STUC urges UK Government to reach agreement with Scottish Government on Brexit
Today, Grahame Smith, STUC General Secretary, has written to the Prime Minister to warn that restricting the Scottish Parliament’s powers for seven years post Brexit is inconsistent with the will of the Scottish people and the devolution settlement.
“It is essential that agreement is reached, not only to respect our devolved institutions but also to ensure the effective operation of the UK’s unitary market. The reality of Brexit will be shaped by the decisions taken now about where power lies, how it is shared, and how it is used. We all have a stake in these decisions and our institutions and democratic processes must allow the people to be heard.
“Arrangements that allow the UK Government to legislate on areas of devolved competence, without the agreement of the Parliament elected by the Scottish people to serve their interests, is simply not acceptable.
“The Prime Minister must set aside her centralising tendencies and recognise that the principle of devolution demands that she reach an agreement with the Scottish Government that respects our devolved institutions.
“The decisions being taken on the EU Withdrawal Bill, the Trade Bill, and the Customs Bill will have significant consequences for the 560,000 working people and their families that the STUC represents.”
Notes to editors:
Grahame Smith’s comments come after the Scottish Parliament decided not to give its consent to the EU Withdrawal Bill due to its impact on the devolution settlement.

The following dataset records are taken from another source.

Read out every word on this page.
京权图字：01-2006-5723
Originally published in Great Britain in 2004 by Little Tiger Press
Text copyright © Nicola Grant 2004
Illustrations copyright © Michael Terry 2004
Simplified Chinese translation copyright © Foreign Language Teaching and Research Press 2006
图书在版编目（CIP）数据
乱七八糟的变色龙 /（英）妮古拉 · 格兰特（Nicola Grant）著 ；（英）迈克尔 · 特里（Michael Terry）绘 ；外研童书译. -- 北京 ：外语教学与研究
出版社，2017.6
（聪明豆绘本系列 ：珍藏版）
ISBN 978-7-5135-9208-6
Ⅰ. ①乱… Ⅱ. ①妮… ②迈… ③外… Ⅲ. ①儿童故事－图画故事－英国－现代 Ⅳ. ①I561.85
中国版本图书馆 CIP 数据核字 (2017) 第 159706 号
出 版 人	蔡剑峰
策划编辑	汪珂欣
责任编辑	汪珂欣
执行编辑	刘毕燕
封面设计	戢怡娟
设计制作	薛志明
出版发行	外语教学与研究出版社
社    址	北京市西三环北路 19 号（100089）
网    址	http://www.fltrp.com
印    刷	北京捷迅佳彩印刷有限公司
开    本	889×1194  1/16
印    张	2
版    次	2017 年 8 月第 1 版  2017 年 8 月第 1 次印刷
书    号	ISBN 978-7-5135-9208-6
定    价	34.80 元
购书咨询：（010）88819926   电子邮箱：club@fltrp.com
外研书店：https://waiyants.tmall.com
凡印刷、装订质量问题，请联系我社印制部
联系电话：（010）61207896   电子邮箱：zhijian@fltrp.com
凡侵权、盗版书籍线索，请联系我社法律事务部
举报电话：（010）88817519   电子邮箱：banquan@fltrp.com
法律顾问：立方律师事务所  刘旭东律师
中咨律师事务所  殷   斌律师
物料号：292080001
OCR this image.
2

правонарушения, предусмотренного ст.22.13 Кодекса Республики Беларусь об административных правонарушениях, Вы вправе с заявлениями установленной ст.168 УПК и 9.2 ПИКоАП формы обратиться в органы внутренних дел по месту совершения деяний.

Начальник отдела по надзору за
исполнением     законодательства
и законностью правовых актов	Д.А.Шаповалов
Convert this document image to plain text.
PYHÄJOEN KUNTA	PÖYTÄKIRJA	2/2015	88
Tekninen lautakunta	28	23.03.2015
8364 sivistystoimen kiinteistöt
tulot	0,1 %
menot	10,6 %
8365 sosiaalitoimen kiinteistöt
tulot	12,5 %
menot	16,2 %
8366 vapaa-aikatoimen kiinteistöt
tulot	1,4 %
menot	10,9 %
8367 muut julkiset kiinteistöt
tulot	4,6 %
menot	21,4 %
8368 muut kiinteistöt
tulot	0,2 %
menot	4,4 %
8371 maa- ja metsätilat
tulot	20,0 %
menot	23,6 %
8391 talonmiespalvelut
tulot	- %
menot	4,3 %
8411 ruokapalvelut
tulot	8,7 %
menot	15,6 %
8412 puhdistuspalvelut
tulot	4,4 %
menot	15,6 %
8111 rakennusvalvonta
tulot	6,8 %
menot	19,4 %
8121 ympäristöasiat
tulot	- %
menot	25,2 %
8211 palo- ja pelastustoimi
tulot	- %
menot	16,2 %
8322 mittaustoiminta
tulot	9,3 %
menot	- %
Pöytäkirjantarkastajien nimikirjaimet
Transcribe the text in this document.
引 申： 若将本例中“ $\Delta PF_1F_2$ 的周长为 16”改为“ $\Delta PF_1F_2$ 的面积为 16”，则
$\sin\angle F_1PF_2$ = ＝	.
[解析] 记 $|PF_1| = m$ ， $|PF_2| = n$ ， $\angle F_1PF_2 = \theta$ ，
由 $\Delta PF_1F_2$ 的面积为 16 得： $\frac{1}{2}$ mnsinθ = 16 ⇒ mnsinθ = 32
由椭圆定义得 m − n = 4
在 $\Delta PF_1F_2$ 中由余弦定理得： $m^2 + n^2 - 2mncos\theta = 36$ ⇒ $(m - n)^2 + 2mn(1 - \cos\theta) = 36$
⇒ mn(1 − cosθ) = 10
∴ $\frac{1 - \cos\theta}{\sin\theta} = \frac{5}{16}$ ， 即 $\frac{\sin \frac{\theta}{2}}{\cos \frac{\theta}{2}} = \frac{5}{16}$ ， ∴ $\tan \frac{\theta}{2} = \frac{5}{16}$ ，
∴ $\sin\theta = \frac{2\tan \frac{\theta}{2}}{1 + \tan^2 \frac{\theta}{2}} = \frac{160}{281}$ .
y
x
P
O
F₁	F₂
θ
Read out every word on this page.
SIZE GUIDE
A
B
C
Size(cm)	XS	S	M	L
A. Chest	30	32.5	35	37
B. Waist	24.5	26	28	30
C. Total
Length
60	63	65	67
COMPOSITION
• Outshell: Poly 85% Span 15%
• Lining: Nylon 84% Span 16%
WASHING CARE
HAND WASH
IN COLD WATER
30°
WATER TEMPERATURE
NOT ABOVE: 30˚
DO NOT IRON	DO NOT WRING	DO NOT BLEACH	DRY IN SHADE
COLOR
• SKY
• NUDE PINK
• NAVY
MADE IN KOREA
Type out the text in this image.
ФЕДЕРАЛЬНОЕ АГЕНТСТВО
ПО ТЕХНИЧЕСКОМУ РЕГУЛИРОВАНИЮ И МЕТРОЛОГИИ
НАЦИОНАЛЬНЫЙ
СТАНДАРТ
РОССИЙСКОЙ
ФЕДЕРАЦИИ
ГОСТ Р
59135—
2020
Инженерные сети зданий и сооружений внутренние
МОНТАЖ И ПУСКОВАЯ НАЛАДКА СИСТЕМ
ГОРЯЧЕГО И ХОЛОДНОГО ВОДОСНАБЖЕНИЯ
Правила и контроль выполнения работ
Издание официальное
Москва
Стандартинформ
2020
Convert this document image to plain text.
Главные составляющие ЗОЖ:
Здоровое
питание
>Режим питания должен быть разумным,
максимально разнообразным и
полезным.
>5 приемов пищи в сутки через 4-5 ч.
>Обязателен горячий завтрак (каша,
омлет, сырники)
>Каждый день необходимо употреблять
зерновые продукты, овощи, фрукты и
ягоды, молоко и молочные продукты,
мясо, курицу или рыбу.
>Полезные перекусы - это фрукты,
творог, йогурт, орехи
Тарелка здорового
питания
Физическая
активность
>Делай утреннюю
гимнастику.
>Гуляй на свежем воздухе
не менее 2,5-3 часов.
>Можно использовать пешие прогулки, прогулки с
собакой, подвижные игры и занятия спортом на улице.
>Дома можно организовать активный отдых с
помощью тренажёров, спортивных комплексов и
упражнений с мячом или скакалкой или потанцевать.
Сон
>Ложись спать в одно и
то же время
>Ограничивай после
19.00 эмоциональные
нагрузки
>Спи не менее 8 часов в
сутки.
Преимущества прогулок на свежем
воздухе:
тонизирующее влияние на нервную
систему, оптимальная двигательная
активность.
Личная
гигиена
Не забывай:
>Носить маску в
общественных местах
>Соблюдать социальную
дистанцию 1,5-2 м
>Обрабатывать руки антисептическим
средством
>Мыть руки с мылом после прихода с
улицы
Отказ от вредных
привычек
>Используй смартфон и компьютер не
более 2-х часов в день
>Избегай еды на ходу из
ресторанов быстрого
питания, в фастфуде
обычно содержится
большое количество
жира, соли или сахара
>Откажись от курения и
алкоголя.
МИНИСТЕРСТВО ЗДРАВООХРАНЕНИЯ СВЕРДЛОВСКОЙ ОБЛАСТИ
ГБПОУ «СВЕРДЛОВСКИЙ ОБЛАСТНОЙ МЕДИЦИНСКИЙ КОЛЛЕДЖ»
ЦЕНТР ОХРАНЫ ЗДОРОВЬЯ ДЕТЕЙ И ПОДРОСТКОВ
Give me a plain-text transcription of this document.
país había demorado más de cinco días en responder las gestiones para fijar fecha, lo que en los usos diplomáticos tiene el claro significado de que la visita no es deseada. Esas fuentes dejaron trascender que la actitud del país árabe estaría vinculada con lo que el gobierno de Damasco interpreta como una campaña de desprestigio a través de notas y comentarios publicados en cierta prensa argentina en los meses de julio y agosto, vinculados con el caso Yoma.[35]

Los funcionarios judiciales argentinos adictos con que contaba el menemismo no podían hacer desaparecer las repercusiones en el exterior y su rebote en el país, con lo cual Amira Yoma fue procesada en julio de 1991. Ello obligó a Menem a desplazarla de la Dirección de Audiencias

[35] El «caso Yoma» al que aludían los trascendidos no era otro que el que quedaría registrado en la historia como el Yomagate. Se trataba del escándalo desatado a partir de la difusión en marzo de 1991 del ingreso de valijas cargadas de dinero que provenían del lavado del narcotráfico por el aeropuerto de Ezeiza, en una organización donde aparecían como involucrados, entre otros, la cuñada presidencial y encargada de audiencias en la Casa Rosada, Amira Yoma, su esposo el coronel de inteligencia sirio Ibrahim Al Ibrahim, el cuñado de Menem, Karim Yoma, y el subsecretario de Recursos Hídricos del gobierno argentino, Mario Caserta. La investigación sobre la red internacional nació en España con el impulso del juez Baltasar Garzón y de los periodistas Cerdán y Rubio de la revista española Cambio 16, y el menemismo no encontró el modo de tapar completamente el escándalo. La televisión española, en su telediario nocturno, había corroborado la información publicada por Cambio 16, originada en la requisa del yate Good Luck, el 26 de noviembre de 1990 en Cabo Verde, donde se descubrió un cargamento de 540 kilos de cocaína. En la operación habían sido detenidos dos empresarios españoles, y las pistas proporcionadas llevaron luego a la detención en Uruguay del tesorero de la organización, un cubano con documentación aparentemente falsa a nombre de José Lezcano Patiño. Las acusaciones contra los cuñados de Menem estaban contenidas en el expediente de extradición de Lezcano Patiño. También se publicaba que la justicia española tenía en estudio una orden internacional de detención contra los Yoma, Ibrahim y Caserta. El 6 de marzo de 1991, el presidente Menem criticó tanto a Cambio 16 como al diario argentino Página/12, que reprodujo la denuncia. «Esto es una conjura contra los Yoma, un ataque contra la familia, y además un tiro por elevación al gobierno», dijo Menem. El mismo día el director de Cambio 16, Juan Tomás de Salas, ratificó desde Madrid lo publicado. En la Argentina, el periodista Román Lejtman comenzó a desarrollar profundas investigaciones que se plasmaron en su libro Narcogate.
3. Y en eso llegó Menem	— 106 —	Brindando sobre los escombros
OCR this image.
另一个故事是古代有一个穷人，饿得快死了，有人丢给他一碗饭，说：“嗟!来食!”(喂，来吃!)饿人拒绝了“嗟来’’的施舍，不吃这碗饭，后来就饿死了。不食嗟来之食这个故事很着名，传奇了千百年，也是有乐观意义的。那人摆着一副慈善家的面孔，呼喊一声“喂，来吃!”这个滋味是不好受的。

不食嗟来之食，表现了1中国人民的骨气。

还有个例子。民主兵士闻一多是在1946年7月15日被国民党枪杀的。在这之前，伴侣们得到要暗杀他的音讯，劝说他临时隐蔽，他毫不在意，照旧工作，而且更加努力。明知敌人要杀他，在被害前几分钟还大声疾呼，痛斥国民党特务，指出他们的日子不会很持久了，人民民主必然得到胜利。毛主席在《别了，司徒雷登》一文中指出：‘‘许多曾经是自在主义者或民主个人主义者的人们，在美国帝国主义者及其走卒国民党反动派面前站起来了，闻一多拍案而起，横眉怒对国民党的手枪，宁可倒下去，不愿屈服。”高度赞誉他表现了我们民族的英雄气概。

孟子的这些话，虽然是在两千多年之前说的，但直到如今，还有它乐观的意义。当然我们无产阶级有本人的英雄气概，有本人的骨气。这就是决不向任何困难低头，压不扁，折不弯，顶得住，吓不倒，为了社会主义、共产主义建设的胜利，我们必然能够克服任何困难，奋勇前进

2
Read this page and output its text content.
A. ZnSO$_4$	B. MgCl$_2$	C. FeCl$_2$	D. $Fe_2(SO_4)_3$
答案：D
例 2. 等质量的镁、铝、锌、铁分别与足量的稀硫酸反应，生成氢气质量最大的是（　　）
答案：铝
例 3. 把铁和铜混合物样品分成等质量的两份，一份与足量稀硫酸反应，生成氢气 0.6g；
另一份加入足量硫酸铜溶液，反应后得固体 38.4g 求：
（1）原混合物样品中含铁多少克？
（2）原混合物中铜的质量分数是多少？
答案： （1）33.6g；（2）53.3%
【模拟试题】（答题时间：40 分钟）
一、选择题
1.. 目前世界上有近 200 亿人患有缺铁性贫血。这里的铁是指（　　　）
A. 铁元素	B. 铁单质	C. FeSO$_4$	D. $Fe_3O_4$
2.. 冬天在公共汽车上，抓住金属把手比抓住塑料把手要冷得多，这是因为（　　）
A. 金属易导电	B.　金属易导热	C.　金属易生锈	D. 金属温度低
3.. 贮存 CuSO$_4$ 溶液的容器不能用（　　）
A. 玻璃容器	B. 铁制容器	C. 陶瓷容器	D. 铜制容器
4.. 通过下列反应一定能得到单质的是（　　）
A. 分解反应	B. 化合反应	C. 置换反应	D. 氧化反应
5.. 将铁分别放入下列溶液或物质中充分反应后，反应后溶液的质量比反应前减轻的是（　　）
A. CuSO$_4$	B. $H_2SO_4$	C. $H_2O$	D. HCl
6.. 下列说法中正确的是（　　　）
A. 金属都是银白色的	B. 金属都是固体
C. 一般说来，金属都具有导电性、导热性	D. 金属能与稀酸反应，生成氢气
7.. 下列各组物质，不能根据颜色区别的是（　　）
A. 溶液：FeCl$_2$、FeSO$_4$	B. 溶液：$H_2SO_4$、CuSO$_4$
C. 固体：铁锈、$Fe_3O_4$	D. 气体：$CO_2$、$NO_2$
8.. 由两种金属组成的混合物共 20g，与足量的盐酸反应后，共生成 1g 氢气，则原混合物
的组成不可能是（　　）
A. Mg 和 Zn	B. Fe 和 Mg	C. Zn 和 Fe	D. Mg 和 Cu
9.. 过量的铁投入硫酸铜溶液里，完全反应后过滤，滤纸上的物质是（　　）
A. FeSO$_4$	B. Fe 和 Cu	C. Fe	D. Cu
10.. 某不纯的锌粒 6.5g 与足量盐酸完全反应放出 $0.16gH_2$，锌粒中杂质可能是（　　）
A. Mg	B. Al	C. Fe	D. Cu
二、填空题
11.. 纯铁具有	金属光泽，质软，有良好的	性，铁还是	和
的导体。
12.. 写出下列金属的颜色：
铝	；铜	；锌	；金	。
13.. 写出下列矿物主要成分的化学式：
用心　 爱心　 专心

The STUC passed a motion at its 121st Annual Congress in Aviemore in April 2018, committing itself to campaign for the specific consent of all devolved institutions before the UK Government signs any withdrawal agreement. The motion, proposed by the Royal College of Midwives, raises specific concerns around the prospect of losing hard won rights and protections for working people, particularly pregnant women. The RCM reminded Congress that Lord Callanan, The Minister of State at the Department for Exiting the European Union, told MEPs in 2012 that Brexit provided an opportunity to scrap the Working Time Directive, the Agency Workers Directive, the Pregnant Workers’ Directive and “all the other barriers to actually employing people”.